What Will I Be Asked?
During the application process, the Social Security Administration must ask you questions. SSA first asks background questions, such as your name, gender, social security number, date and location of birth, and citizenship status. After this, SSA goes more in depth. Be ready to answer questions such as: Do “you have or had a child under age 3 living with you during a calendar year when you had no earnings”, have “you received or expect to receive any money from an employer since the date you became unable to work”, and do “you have any unsatisfied felony or arrest warrants for escape from custody, flight to avoid prosecution or confinement, or flight-escape.”

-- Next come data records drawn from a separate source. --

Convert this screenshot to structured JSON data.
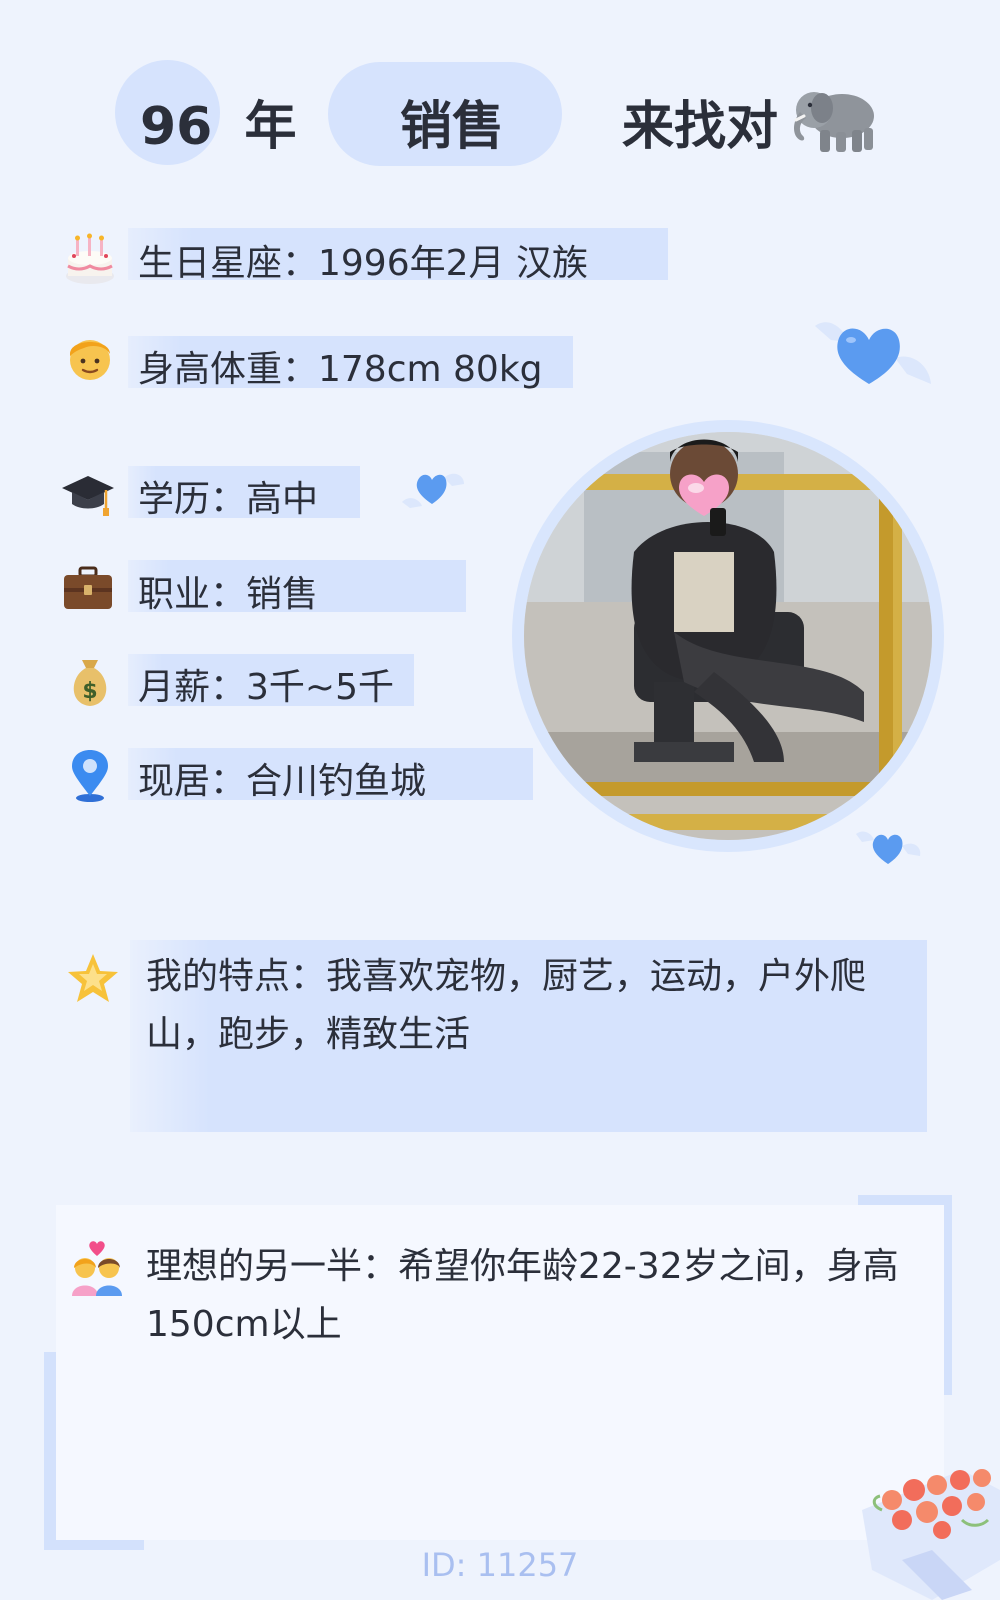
{
  "header": {
    "year_num": "96",
    "year_unit": "年",
    "occupation": "销售",
    "seeking": "来找对"
  },
  "info": {
    "birthday": "生日星座：1996年2月 汉族",
    "height_weight": "身高体重：178cm 80kg",
    "education": "学历：高中",
    "job": "职业：销售",
    "salary": "月薪：3千~5千",
    "residence": "现居：合川钓鱼城"
  },
  "features": {
    "line1": "我的特点：我喜欢宠物，厨艺，运动，户外爬",
    "line2": "山，跑步，精致生活"
  },
  "ideal": {
    "line1": "理想的另一半：希望你年龄22-32岁之间，身高",
    "line2": "150cm以上"
  },
  "footer": {
    "id_text": "ID: 11257"
  },
  "icons": {
    "birthday": "cake-icon",
    "height": "person-icon",
    "education": "graduation-cap-icon",
    "job": "briefcase-icon",
    "salary": "money-bag-icon",
    "residence": "location-pin-icon",
    "features": "star-icon",
    "ideal": "couple-icon",
    "header": "elephant-icon"
  },
  "colors": {
    "background": "#eef3fd",
    "highlight": "#d6e3fd",
    "heart": "#5b9bf0",
    "id_text": "#a9bff0"
  }
}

These are preliminary questions to determine if you can apply.
What Are My Odds?
It can take roughly 90 to 120 days (or more) for Social Security to process your application for Social Security Disability benefits. Waiting for an answer is the worst part for many. There is a lot riding on the result. Of the countless applications for benefits that the Social Security Administration receives, only about thirty percent are approved at the initial level. This leaves seventy percent considering an appeal to get benefits.
The odds aren’t great, but the next appeal level is to request a “reconsideration.” The Social Security Administration approves a mere 10 percent at this level. The appeal process is time consuming. If you give up, you may have to start over. Starting a new claim, however, is not always possible. If your doctors believe you can work, then work. Otherwise, appealing your denial is the only chance to be approved.
If you are denied at the reconsideration level, you need to request a hearing before a Social Security judge. Many more people are approved at this level. Your odds of approval go up further if you bring your Social Security Disability attorney to your hearing to correct the errors made on your claim and to point out how your medical evidence proves you cannot work.
Claiming Your Social Security Disability Benefit
Do you think you may qualify for Social Security on the basis of a disability but have never applied, or have you applied but were denied? Please call us, or complete our Free Disability Evaluation today. It only takes 5 minutes, and it could change your life.
The Social Security Disability Process can seem a little complicated at first glance, but our team of Disability and Social Security attorneys and staff will be there to explain it all to you, and guide you every step of the way.
How Does the Process Work?
Each step in the Social Security Disability Process requires its own set of forms and information about your particular medical condition, and denials have to be appealed within a specific time period. Our lawyers understand Social Security’s requirements at every level and can help you with certain strategies that have been proven to increase the chances of success for some of our clients.
Social Security Disability and SSI claims follow an appeal process:
- Appeals Council
- Federal Court
The majority of people trying to get Social Security disability benefits are denied at the lower levels. This is not as hopeless as it sounds however, as claims are very often approved at the hearing level. So don’t despair. One of our team of licensed attorneys will accompany you to your hearing, where they will argue your claim, cross-examine experts, and make sure your legal rights are upheld based on testimony and evidence.
At the appeals council level and beyond, legal errors can be sent back (remanded) or approved (reversed).